Le lavage du linge jusqu’au début du 20° siècle :

Le linge est d’abord trié, petit linge délicat et gros linge. Ce dernier est trempé dans de l’eau avec du carbonate de soude, ce qui a pour but de dilater les fibres et d’éliminer les taches les plus solubles. Dans un cuvier, on place au fond des sarments de vigne puis un cendrier en étoffe contenant des cendres; par dessus, on dispose le linge blanc et celui de couleur. On arrose le cuvier plusieurs fois d’eau chaude qui s’évacue par un orifice au fond; cette opération, appelée le coulage, dure une demi journée.
Après la grande guerre, la lessiveuse en zinc apparaît, mais le principe reste le même. Une fois lavé, le linge est emmené dans des paniers, les mannes, au lavoir. Là, il est savonné pour éliminer les taches les plus rebelles; il est ensuite rincé et essoré.

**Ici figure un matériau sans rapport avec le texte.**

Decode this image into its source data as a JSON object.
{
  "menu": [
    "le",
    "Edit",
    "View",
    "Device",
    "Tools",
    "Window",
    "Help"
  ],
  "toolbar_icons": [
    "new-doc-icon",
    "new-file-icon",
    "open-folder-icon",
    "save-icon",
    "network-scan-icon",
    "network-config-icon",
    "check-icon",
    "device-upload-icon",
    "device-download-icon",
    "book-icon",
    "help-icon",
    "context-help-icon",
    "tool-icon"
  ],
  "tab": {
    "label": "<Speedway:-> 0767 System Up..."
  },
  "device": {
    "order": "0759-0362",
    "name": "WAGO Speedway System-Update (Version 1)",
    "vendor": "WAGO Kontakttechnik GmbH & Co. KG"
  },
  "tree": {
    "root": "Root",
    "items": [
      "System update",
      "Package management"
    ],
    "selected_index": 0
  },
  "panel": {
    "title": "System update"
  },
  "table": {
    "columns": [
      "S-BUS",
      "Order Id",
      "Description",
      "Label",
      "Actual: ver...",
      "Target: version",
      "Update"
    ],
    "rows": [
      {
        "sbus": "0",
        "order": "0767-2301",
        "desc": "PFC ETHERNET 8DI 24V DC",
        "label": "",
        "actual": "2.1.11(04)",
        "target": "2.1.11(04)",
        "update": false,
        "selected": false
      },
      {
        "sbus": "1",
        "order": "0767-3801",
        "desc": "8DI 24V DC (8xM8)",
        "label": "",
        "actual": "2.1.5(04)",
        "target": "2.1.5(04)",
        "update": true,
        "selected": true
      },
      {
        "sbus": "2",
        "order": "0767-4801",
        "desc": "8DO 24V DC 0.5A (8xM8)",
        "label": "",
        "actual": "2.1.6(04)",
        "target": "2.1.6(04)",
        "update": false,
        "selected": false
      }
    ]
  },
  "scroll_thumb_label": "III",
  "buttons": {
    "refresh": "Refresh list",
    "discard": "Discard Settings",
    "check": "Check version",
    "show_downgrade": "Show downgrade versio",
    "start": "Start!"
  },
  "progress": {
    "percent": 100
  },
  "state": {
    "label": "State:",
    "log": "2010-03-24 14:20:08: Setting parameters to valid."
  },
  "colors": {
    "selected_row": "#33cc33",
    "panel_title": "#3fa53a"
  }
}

Au village, on lave le linge une à deux fois par mois. Le petit linge est lavé à la maison, le gros linge au lavoir. On lave le linge pour son compte ou pour autrui; La laveuse, appellation de la lavandière en Brie, est payée à la journée. Quelques maisons possèdent leur propre lavoir.

En mémoire …du lavoir.

Ah ! Qu’il était charmant, notre petit lavoir du Boutoy, niché dans son écrin de verdure, au milieu des champs ; qu’il était charmant avec l’arche de son pont sous laquelle coulait une eau de source claire et fraîche. Pendant de longues années, il a connu des heures de gloire et tout le monde le respectait. Les jours de grande lessive, les laveuses du Plessier et des Chaises allaient lui rendre visite en poussant des brouettes chargées de lessiveuses fumantes, remplies du linge de toute une famille. Ses voûtes résonnaient alors, des coups de battoir, du bruit des brosses en chiendent sur les draps et les bleus de travail des hommes et aussi…des dernières nouvelles du coin. Les enfants frottaient des chaussettes et des mouchoirs, jouaient avec la mousse et parfois, s’attiraient la colère de leurs mères quand ils échappaient le savon qu’elles devaient récupérer au fond de l’eau. L’été, la lessive n’était pas une corvée mais l’hiver, le froid engourdissait les mains qu’il fallait secouer pour faire circuler le sang. Et voilà qu’un jour, une ère nouvelle a commencé ; le règne de la machine à laver s’est installé pour faciliter la tâche des ménagères : c’était merveilleux ! Alors, peu à peu, le lavoir a perdu de son prestige. Tout seul, abandonné loin des regards, il s’est dégradé …on l’a dégradé. Ses planches ont servi à activer les feux de camps, les barbecues. Ses tuiles sont parties vers une autre destination. Envahi par les ronces, les orties, après avoir longtemps résisté, il a rendu les armes : cette année, ses murs se sont effondrés sous je ne sais quelle pression. Il ne reste plus qu’un lamentable
tas de pierres, signe de la mort du charmant lavoir et dans quelques années, toute trace de son existence aura été effacée à moins qu’un projet collectif ne permette d’en garder la mémoire.